2. Merkezi Karakterler:

Müminin şahsiyetinin sabit yapıları onun hedeflerini, gayelerini ve içgüdülerini belirler ve düşüncelerinin, duygularının ve amellerinin açıklanması için buna başvurulur ki bunlar aşağıdaki maddelerden ibarettir:

a) Taharet ve temiz hayat:

“Ey iman edenler! Size hayat verecek şeylere sizi çağırdığı zaman, Allah’ın ve Resûlü’nün çağrısına uyun”[36]

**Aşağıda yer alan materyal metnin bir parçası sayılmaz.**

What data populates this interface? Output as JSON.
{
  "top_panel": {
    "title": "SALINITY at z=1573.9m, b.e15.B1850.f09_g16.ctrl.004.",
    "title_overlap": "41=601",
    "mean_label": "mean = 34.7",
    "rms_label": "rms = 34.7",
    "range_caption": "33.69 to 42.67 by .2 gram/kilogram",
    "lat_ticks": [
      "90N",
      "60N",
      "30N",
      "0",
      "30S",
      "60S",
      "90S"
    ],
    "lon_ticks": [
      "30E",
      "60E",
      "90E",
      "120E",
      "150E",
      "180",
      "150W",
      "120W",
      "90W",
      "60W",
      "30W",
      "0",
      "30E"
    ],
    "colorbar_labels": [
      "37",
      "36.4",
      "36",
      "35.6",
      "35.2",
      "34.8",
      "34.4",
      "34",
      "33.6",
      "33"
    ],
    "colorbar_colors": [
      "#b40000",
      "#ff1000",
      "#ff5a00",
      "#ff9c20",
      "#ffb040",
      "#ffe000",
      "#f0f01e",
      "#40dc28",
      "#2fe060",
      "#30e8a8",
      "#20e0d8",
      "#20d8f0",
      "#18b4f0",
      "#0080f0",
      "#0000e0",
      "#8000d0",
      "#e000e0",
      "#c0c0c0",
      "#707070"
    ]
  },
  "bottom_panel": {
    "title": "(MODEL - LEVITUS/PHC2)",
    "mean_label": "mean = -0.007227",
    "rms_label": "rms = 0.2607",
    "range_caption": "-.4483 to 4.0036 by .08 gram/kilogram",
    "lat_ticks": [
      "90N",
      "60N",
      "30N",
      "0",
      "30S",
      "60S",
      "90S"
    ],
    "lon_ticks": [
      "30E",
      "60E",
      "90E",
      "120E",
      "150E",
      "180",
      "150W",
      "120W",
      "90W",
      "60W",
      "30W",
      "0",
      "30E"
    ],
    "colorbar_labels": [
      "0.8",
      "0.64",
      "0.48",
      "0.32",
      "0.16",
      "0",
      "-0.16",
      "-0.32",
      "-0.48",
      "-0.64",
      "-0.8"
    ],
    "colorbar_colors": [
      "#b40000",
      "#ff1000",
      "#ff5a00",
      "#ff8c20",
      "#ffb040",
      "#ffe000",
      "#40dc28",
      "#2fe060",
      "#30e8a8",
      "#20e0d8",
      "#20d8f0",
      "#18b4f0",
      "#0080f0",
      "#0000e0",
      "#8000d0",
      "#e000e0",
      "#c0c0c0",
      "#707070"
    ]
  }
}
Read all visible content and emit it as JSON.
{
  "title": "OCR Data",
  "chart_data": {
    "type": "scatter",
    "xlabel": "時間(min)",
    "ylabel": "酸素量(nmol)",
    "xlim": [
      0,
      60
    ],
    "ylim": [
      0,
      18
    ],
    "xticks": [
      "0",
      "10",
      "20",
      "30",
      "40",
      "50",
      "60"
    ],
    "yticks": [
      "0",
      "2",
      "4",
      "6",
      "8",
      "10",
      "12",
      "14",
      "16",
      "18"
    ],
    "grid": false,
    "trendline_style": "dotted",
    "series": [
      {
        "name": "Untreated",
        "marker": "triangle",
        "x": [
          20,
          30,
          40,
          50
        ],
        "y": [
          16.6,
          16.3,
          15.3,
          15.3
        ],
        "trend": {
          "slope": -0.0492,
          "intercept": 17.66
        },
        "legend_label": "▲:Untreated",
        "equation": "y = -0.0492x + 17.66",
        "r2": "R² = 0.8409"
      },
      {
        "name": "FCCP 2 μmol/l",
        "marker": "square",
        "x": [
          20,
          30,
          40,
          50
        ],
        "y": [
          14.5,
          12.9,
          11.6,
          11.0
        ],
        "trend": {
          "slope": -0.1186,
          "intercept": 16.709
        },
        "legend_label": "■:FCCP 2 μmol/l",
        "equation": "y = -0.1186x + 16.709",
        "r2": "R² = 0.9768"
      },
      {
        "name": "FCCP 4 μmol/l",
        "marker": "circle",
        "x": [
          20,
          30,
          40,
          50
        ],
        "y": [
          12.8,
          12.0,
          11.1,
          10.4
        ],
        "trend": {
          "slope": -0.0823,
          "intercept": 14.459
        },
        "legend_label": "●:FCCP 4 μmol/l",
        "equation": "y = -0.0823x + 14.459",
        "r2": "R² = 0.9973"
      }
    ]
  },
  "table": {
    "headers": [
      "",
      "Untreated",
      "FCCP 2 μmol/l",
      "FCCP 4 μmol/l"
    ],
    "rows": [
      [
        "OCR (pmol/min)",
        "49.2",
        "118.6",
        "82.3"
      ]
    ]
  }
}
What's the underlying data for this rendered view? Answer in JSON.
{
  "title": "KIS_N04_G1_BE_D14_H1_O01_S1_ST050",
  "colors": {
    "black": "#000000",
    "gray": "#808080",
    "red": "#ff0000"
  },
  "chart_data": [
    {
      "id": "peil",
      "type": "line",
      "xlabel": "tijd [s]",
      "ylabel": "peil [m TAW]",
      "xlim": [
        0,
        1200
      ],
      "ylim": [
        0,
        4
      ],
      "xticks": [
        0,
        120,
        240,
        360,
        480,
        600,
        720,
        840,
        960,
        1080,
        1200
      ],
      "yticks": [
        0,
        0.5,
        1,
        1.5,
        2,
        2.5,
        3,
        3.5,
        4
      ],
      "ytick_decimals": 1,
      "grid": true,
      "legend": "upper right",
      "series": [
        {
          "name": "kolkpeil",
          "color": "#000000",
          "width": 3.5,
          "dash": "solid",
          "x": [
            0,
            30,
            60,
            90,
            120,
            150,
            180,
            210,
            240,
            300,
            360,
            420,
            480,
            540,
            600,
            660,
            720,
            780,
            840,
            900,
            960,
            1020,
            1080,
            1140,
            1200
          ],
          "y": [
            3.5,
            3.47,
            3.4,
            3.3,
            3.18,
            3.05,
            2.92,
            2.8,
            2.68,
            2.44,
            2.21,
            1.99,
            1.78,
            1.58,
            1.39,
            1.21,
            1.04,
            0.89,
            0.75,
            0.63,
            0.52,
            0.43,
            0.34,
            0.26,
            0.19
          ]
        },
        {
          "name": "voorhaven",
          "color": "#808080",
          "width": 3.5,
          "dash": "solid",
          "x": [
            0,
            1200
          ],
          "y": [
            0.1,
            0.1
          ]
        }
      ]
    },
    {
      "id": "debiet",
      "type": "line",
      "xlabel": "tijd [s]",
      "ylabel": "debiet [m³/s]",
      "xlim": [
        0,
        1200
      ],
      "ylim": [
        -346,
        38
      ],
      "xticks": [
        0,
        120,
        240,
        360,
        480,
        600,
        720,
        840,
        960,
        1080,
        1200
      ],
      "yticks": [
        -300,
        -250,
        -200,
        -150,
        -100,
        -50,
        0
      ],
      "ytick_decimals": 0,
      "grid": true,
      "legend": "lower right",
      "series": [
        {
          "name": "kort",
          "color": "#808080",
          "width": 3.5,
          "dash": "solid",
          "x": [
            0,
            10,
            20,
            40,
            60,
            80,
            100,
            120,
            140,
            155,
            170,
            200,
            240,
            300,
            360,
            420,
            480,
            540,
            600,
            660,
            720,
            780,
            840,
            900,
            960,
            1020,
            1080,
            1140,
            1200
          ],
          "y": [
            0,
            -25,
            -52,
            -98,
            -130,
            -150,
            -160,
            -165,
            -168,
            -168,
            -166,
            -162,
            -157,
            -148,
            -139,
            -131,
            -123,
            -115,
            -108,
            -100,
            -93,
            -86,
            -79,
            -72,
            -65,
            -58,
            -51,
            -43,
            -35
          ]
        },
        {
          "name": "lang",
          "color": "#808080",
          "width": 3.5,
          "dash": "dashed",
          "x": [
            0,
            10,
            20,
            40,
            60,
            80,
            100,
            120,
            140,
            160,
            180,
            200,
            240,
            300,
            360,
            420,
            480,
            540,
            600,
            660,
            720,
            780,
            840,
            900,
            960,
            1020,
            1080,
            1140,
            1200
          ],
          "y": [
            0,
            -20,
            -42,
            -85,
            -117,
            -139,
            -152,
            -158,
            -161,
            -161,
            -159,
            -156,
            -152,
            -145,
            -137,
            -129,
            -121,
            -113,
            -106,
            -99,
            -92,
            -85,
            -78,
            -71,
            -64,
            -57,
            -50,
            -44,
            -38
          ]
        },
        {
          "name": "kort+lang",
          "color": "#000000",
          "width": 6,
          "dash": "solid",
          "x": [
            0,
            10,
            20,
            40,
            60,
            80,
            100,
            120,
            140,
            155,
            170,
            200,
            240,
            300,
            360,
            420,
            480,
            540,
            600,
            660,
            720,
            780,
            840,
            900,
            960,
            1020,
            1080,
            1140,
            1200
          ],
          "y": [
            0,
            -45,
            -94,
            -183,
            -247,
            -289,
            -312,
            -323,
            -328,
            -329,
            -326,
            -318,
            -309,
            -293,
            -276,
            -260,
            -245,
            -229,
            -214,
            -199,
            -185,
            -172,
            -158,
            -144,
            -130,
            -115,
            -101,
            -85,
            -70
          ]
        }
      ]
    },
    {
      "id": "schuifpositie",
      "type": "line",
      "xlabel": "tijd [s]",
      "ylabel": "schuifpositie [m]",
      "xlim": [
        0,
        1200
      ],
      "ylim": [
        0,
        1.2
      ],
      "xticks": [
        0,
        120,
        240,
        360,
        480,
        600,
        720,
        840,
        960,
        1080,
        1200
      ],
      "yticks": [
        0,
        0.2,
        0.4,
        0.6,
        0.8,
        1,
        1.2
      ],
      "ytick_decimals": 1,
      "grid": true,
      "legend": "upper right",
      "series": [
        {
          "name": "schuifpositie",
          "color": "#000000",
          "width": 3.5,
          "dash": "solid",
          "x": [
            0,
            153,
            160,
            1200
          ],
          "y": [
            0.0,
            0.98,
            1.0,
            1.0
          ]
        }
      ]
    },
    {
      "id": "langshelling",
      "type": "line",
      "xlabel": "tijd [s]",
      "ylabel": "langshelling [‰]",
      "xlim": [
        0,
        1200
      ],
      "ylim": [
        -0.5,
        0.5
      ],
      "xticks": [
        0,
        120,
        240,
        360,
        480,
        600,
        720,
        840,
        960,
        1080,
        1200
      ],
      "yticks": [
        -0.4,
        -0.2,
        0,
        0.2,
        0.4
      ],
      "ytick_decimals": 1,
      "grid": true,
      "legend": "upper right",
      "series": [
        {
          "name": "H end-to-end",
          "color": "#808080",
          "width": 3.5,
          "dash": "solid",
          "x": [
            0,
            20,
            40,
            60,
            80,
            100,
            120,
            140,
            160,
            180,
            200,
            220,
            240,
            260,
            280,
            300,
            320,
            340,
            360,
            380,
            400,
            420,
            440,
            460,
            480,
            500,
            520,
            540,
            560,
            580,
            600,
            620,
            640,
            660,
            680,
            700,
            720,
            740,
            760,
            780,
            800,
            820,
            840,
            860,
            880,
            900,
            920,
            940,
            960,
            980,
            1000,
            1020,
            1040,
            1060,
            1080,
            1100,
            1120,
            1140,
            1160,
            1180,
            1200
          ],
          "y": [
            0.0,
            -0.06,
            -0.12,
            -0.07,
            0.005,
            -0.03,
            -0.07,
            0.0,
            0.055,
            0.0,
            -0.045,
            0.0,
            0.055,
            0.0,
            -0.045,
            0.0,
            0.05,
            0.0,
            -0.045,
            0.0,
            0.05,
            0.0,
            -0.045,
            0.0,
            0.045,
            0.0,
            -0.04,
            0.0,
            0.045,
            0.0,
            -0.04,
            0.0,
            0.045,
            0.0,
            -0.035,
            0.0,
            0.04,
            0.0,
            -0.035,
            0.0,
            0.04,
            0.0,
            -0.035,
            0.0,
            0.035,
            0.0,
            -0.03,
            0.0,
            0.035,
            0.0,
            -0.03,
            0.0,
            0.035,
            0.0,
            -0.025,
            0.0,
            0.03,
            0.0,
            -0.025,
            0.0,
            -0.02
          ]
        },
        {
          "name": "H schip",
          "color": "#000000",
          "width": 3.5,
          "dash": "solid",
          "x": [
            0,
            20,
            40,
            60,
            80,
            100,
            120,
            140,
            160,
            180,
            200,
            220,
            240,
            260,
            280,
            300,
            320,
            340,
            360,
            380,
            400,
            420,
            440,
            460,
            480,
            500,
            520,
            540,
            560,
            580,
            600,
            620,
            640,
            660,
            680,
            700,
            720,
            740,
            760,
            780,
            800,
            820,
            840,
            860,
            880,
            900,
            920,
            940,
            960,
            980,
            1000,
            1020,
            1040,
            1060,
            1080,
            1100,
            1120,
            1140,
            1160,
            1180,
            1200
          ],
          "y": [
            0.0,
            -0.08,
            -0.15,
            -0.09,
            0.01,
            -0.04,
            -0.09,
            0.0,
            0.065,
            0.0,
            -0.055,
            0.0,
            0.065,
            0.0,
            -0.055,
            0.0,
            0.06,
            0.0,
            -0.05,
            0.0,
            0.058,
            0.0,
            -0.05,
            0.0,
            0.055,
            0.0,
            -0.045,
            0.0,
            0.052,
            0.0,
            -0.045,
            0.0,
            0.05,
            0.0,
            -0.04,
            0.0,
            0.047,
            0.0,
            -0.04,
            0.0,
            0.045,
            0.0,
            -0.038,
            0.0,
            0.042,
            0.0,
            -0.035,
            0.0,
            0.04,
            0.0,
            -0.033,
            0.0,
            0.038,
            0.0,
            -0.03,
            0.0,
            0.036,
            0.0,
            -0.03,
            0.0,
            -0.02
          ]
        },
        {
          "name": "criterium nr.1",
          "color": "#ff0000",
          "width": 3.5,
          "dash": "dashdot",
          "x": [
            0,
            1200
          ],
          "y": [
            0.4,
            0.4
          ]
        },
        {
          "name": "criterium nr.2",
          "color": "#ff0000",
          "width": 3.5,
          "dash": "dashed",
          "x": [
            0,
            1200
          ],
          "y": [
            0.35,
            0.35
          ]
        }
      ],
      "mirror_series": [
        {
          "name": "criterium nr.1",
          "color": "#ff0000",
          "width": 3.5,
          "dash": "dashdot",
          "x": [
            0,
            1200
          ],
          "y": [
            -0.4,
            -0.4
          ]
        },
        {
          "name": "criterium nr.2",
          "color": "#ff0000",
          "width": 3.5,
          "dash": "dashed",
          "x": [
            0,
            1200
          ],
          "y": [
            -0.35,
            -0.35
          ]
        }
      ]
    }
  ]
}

“Erkek veya kadın, kim mü’min olarak iyi iş işlerse, elbette ona hoş bir hayat yaşatacağız”[37]

Temiz hayat bedensel temizlikten fikri, akli, ahlaki, içtimai, iktisadi ve siyasi bütün insani yönleri kapsar. Bu aslında varlıksal bir vasıf olup mümin için gayedir ve şahsiyetinin yapısının parçası olabilir ve hatta olması gerekir. Böylesi bir taharet ancak ilahi emir ve görevlere itaat ile elde edilebilir ve belli bir aşamadan sonra da gelişir ve terakki eder.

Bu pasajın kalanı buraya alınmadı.